In einer anderen Überlieferung zum Tode des Musa/Mose wird berichtet: „ Eines Tages wandelte Mose nun an den Hängen des Judäischen Berglandes und sah von dort auf das Land herab, in das nach dem Willen Allahs die Söhne Israels einwandern sollten. Da bemerkte er, wie 4 Männer am Berge, eine Höhle in den Felsen schlugen. Mose ging näher und sah, dass dieses ein Grabmal werden sollte, aber die Männer erklärten ihm, dieses sollte eine Schatzkammer für einen besonders wertvollen Schatz ihres königlichen Herren werden. Nun brannte die Sonne sehr heiß von Himmel, und da war kein Baum, der Mose Schatten zur Ruhe bot. Da bat Mose um die Erlaubnis, in die Hölle eintreten zu dürfen, um sich von der Strapaze der Wanderung zu erholen. Die Männer luden in ein und bereiteten ihm in der tiefsten Ecke der Höhle auf einer Steinbank ein Lager und boten ihm dann noch einen Apfel zur Erfrischung an. Dankend nahm Mose ihn an und biss in die saftige Frucht. Aber kaum hatte er den Bissen im Munde, verfiel er in den ewigen Schlaf. Die Engel aber nahmen seine Seele mit und brachten sie in das Paradies zu Allah, dem großen Erbarmer. Später aber errichtete man über der Stelle ein Kloster, wo heilige Derwische das Grab des Nebi Musa bewachen und alljährlich die Pilger am Grabe des Mose empfangen, um mit ihnen Allah für das Leben des Mose zu danken“ (zit. n. Beltz 1977, S. 123, a.a.O.).

 

 

Der Legende nach soll Saladin im Träume Mose erscheinen sein und ihm den Platz seiner Beerdigung gezeigt habe, wo er auch verehrt werden wolle. Saladin ließ daraufhin dort den Musa-Schrein (maqam) mit dem (leeren) Zenotaph errichten. Seit zumindest ayyubidischer Zeit existiert das Sanktuarium, der Nebi-Musa-Schrein, in dem gleichnamigen kleinen Ort, ca 18 km nordöstlich von Jerusalem, ca. 11 km südlich von Jericho, nahe dem Toten Meer.Schon seit langer Zeit ist Musa Nebi auch als Begräbnisstätte begehrt (vgl. Krämer, S. 245, a.a.O.).
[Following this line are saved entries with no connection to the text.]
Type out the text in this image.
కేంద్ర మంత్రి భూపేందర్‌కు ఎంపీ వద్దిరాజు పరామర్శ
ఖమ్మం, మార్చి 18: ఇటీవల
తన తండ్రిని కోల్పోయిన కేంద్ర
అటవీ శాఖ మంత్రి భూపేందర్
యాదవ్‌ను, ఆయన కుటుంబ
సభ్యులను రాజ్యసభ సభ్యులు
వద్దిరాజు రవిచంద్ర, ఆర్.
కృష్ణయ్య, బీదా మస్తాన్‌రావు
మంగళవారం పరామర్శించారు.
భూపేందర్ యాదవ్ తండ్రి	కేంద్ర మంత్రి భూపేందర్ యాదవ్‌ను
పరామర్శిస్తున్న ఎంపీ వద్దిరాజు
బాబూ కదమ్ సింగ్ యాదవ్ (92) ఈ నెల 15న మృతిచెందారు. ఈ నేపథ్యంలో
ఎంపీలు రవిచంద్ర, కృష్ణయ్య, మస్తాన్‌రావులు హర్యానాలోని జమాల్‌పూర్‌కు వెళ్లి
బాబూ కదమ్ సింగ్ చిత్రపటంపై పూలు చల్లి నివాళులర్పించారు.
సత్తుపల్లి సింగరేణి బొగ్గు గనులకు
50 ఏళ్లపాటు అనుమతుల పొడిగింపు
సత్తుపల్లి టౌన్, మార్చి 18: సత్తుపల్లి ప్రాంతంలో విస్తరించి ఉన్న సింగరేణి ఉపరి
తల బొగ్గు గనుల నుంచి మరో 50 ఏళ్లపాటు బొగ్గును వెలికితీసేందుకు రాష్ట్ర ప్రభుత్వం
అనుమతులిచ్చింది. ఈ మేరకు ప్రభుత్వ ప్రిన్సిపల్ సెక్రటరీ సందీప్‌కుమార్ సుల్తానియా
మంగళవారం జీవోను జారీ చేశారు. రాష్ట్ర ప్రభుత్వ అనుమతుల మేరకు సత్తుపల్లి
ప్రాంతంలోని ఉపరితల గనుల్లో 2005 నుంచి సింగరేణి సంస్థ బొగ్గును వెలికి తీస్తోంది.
Das Sanktuarium ist heute ein großer, ummauerter Komplex mit 120 Räumen, mehreren Kuppeln und einem Turm. Der Schrein und das (angeblichen) Grab des Propheten Moses ist seit der Mitte des 19. Jhdts. das Ziel einen jährlichen siebentägigen Pilgerfahrt v.a. palästinensischer Muslime (und auch arabischer Christen) von Jerusalem nach Nebi Musa und zurück. In Musa Nebi finden verschiedene Gottesdienste, Gebete, Fasten, Beschneidungen und Rituale statt, oft mit Musik, Gesang und Tanz - ein fröhliches Fest. Zurückgekehrt nach Jerusalem findet am nächsten Tag (dem orthodoxen Karfreitag) eine große Prozession zur Al-Aksa Moschee und dem Felsendom auf dem Tempelberg statt. Am Sonnabend, dem orthodoxen Karsamstag, verlassen die Teilnehmer mit Flaggen und Musik die Stadt. Das Fest bewirkte ein gewisses "überlokales Zusammengehörigkeitsgefühl" (vgl. Krämer, S. 245, a.a.O.). 

 

Im Januar 1919 wurde in Palästina der Inhalt der im November 1917 von der britischen Regierung mit zionistischen Organisationen vereinbarten Balfour-Deklaration bekannt. Darin wurd die Schaffung einer jüdischen "nationalen Heimstätte" in Palästina versprochen. Zwischen 1919 un 1923 kamen weitere 35 000 jüdische Siedler ins Land.  Dagegen kam es zu vielfältigen, anwachsenden Protesten, z.T. unter dem Motto: "Unser Land gehört uns" (Arduna lana). Auch das Nebi-Musa-Fest wurde stärker politisiert.   

 

Im Jahre 1920 fiel das Fest auch mit Pessach zusammen.Einige Pilger führten ein Banner mit der Aufschrift "Palästina ist ein Teil Syriens" [1] mit sich (vgl. Krämer, S. 246, a.a.O.).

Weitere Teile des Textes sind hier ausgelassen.